2Q23 earnings miss our and market expectations
Guanhao High-Tech announced its 1H23 results: Revenue fell 10% YoY to Rmb3.45bn. Net profit attributable to shareholders fell 134% YoY to Rmb50.32mn. Net profit attributable to shareholders turned to a loss of Rmb58.26mn in 2Q23, missing our and market expectations due to weak demand for white cardboard and steeper-than-expected price declines.
Comments:
Steeper-than-expected decline in white cardboard prices; price adjustment for heat transfer base paper: Due to weak supply and demand and rapid decline in cost of pulp, white cardboard prices continued to decline QoQ in 2Q23 (we estimate a decline of more than Rmb500/t)。 Due to intensifying competition and rapid cost decline, price of thermal transfer paper fell by more than Rmb2,000/t and that of specialty paper fell by Rmb1,000 QoQ in 2Q23.
Sales volume of specialty paper stable and cigarette card shipments recovering: The cigarette card sales volume fell slightly in 1Q23 due to the revision of the QR code on cigarette packets, but recovered in 2Q23. Shipments of specialty paper remained stable QoQ, and we estimate sales volume of white cardboard and specialty paper at 200,000t in 2Q23, up 20% QoQ.
Milder-than-expected cost reduction: As the firm continued to consume high-priced pulp in 2Q23, the pace of cost reduction was milder than expected, and profit margin of paper products weakened QoQ due to weak demand.

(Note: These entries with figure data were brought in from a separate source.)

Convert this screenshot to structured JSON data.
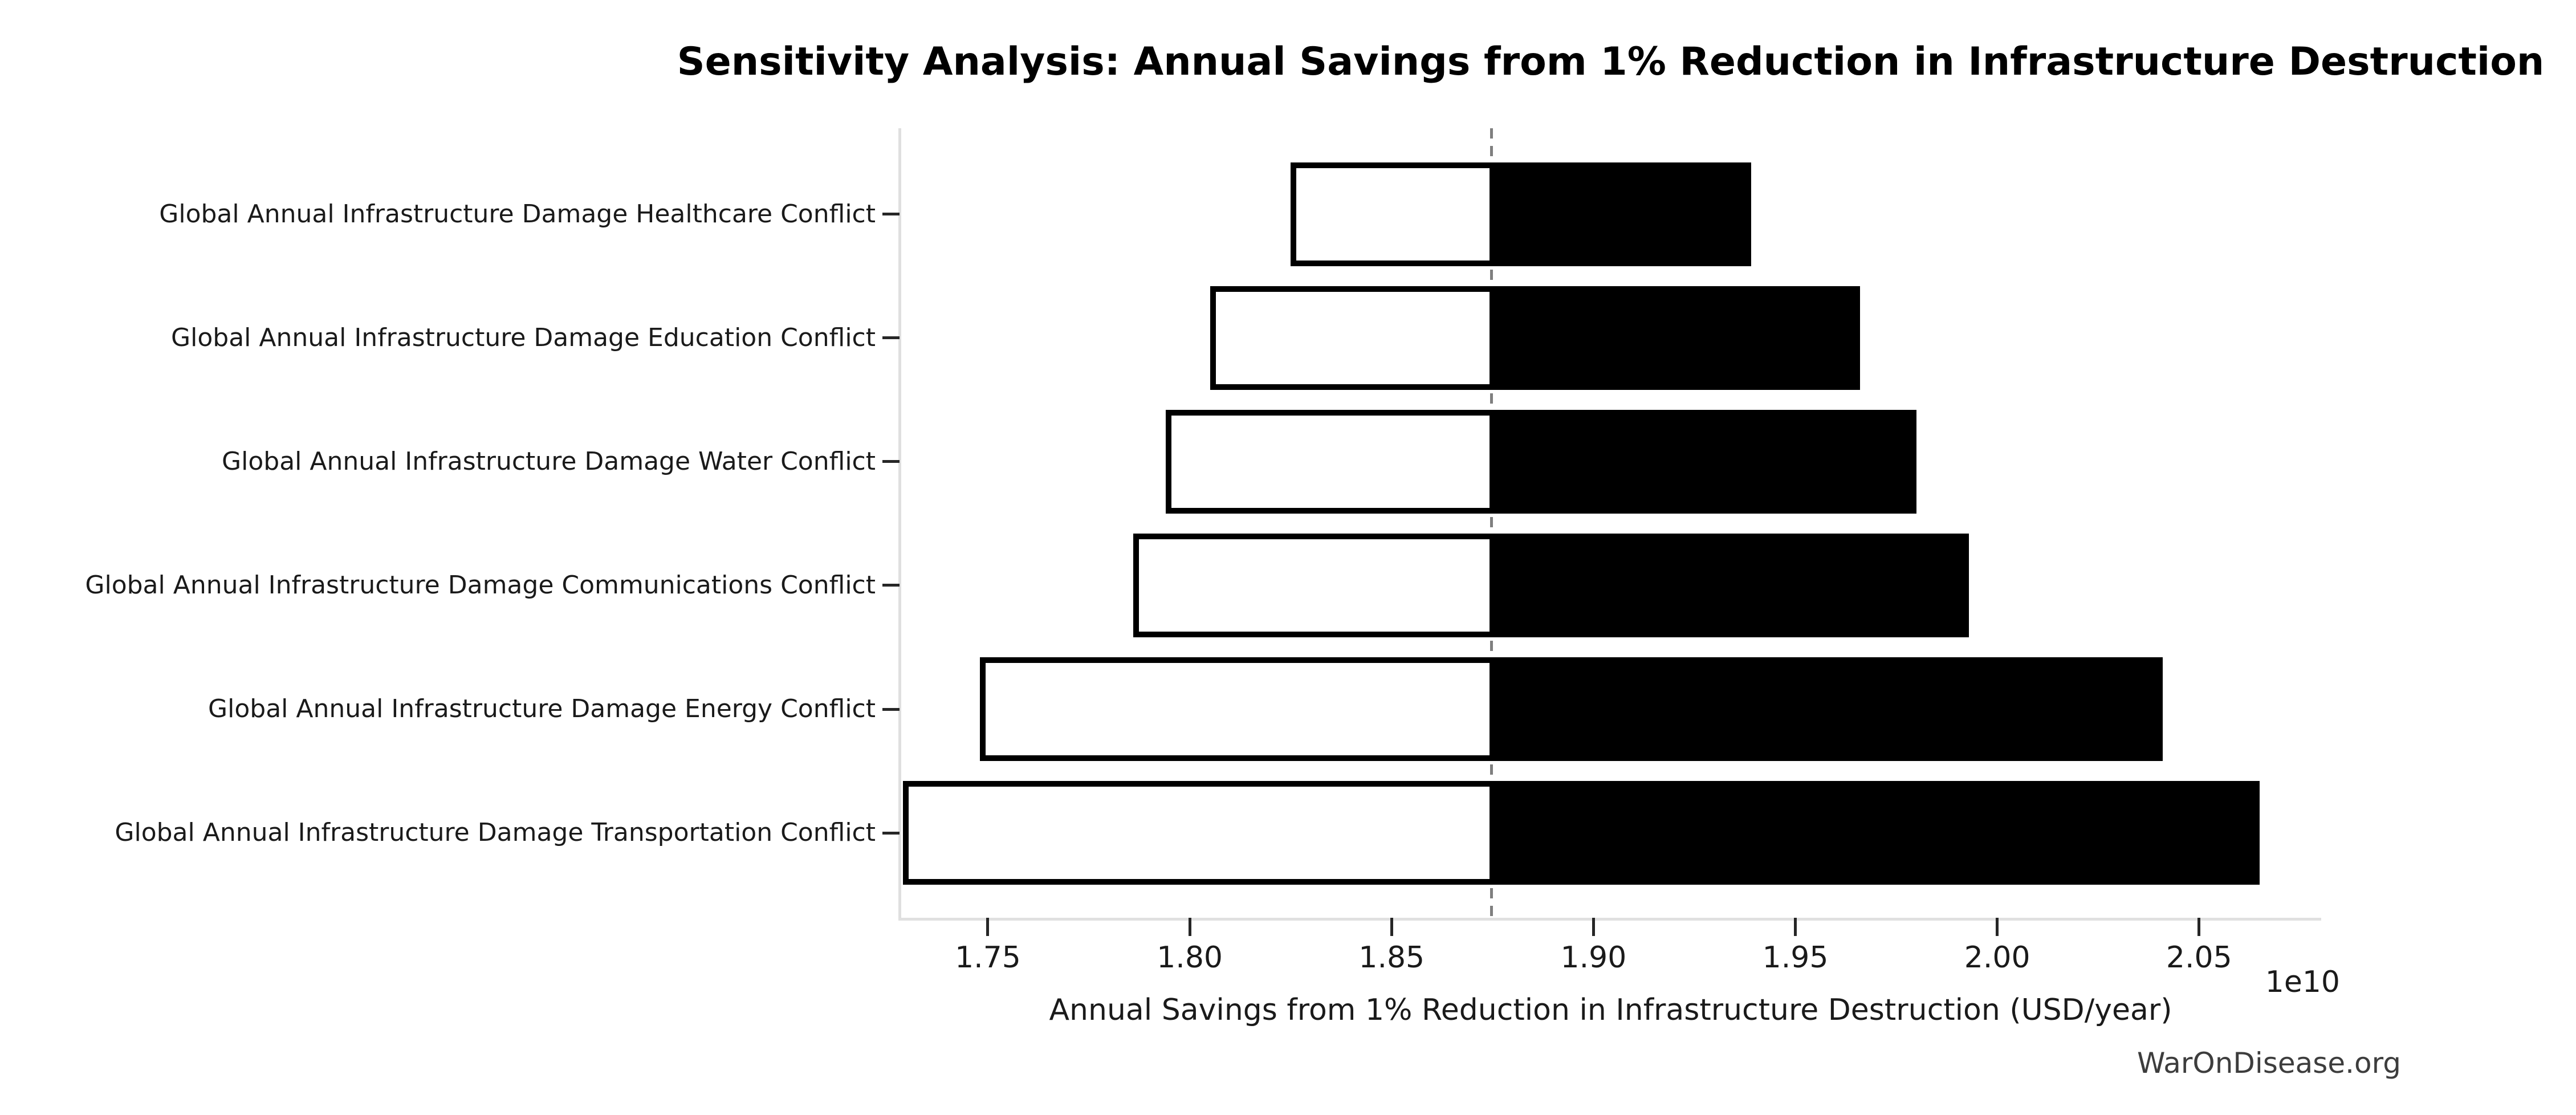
{
  "title": "Sensitivity Analysis: Annual Savings from 1% Reduction in Infrastructure Destruction",
  "watermark": "WarOnDisease.org",
  "colors": {
    "bar_fill": "#000000",
    "bar_low_fill": "#ffffff",
    "bar_edge": "#000000",
    "baseline_dash": "#7f7f7f",
    "spine": "#e0e0e0",
    "tick": "#262626",
    "text": "#1a1a1a",
    "watermark_text": "#3d3d3d"
  },
  "chart_data": {
    "type": "bar",
    "subtype": "tornado-horizontal",
    "title": "Sensitivity Analysis: Annual Savings from 1% Reduction in Infrastructure Destruction",
    "xlabel": "Annual Savings from 1% Reduction in Infrastructure Destruction (USD/year)",
    "ylabel": "",
    "offset_text": "1e10",
    "values_in_units_of": "1e10 USD/year",
    "xlim": [
      1.7284,
      2.0801
    ],
    "baseline": 1.8748,
    "grid": false,
    "legend": false,
    "xticks": [
      1.75,
      1.8,
      1.85,
      1.9,
      1.95,
      2.0,
      2.05
    ],
    "xtick_labels": [
      "1.75",
      "1.80",
      "1.85",
      "1.90",
      "1.95",
      "2.00",
      "2.05"
    ],
    "categories": [
      "Global Annual Infrastructure Damage Healthcare Conflict",
      "Global Annual Infrastructure Damage Education Conflict",
      "Global Annual Infrastructure Damage Water Conflict",
      "Global Annual Infrastructure Damage Communications Conflict",
      "Global Annual Infrastructure Damage Energy Conflict",
      "Global Annual Infrastructure Damage Transportation Conflict"
    ],
    "series": [
      {
        "name": "low",
        "values": [
          1.825,
          1.805,
          1.794,
          1.786,
          1.748,
          1.729
        ]
      },
      {
        "name": "high",
        "values": [
          1.939,
          1.966,
          1.98,
          1.993,
          2.041,
          2.065
        ]
      }
    ]
  }
}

Financial expenses turned negative due to large FX gains: Due to the appreciation of the US dollar and the adjustment of foreign currency asset structure, financial expenses fell to -Rmb9.29mn in 1H23 due to large FX gains.
Cash flow under short-term pressure: Net operating cash flow turned negative YoY to -Rmb340mn in 1H23, mainly due to inventory increasing. Debt-to-asset ratio was 36% in 1H23.
Trends to watch
Large stock buyback boosts market confidence; 2H23 earnings upside gradually confirmed. The company announced that it plans to use its own funds to buy back Rmb200-400mn of shares at a price of up to Rmb5, and all the repurchased shares will be cancelled, which will boost market confidence, in our view. Meanwhile, the dividend payout ratio is as high as 119% in 2022, providing solid support to share price. As the company begins to use low-price pulp and the downside of current low paper prices is limited, we expect earnings to gradually rise in 2H23.
Capacity expansion to start in 2024; supporting chemi-mechanical pulp to strengthen cost advantage. The company is steadily building its Zhanjiang Donghai Island production facility:
Volume: 300,000t of white cardboard and 60,000t of specialty paper will be added, and the volume of papermaking will increase 40% compared with end-2022;
Price: We believe the new white cardboard will mainly target the booming food card segment. The company has also expanded its coating technology to new film-based materials. We expect organic growth to remain solid, and expect M&A to become increasingly visible. We see ample upside in price and profit in the medium term.
Profit: We estimate that some of chemi-mechanical pulp production (about 400,000t) will come online in 2025, and the self-sufficiency rate of food card chemi-mechanical pulp may rise from the current 0% to 100%. This should be conducive to consolidating the company’s cost advantage and strengthening profitability of its flagship products, in our view.
Financials and valuation
Given pressure on white cardboard prices and profit margin, we cut our 2023 and 2024 earnings forecasts by 28% and 11% to Rmb332mn and Rmb495mn. The stock is trading at 20x 2023e and 13x 2024e P/E. We maintain OUTPERFORM rating and cut our target price 10% to Rmb4.7, implying 26x 2023e and 18x 2024e P/E, implying 31% upside.
Risks
Weaker-than-expected demand; supply of new white cardboard higher than expected; sharper-than-expected fluctuations in costs.